On a sheer population basis, Africa’s consumption should be expected to grow as the population rises. According to the World Population Reference Bureau, Africa’s rate of natural increase in population is estimated to be 2.4% - meaning that by mid 2025 there will be an estimated 1.4 billion people living on the continent, and 2.1 billion by mid 2050. In fact, according to McKinsey, Africa’s workforce will be the largest in the world by 2040 – surpassing even India and China. Thus, should the level of consumption not change on a per capita basis we should still expect the continent’s spending power to expand as the population grows.

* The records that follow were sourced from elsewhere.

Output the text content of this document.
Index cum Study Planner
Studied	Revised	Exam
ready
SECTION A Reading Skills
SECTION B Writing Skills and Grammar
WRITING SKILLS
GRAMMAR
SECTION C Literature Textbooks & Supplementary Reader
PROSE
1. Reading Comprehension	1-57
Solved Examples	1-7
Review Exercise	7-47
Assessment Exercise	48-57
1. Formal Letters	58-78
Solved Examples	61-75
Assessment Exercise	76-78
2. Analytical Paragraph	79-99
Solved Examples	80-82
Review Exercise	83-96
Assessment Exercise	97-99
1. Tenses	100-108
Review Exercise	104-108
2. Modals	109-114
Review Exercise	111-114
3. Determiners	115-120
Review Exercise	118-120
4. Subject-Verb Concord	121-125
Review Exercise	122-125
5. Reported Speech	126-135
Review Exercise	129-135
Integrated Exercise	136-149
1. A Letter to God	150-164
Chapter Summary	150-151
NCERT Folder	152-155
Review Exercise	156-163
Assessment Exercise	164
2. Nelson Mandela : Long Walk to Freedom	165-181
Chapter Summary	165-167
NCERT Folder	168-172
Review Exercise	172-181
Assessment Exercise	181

At the same time, not only is Africa’s population rising: so is the size (and spending ability) of its middle class. For example, McKinsey notes thatin 2000 there were approximately 59 million households in Africa with discretionary income. By 2008 that number had jumped to 85 million, and by 2020 it is forecast to rise to 128 million – more than double in merely two decades. As the number of households with discretionary spending rises, the opportunity for consumer goods companies to sell more and better products rises as well.At Nile, we understand the opportunity for growth in companies that effectively produce goods that suit African consumers’ needs. We see enormous opportunities in retail, food, housing, cellular phones, and financial firms that are well positioned to access the growing consumer market. We also believe that African companies are often uniquely positioned in the market, as they are able to bring local knowledge and branding power to their business model.
Even more surprising is the opportunity for penetration of new markets. Since the year 2000, McKinsey notes that 316 million new phone subscribers have signed up in Africa. However, they also note that in 2008 only 39% of Africa’s population had access to telecom services, 38% had access to modern retail, and 20% had access to banking (note that these statistics include South Africa, where the numbers are 92%, 68%, and 60% respectively, skewing the average up). It is amazing to think of the potential for growth in companies that are able to fill those gaps.
Going forward, we expect each of these themes to represent an excellent opportunity for investors who are seeking great value and long term growth. We believe strongly that these three themes are driving Africa’s shifting economic landscape, and will strive to help investors participate in the Continent’s growth.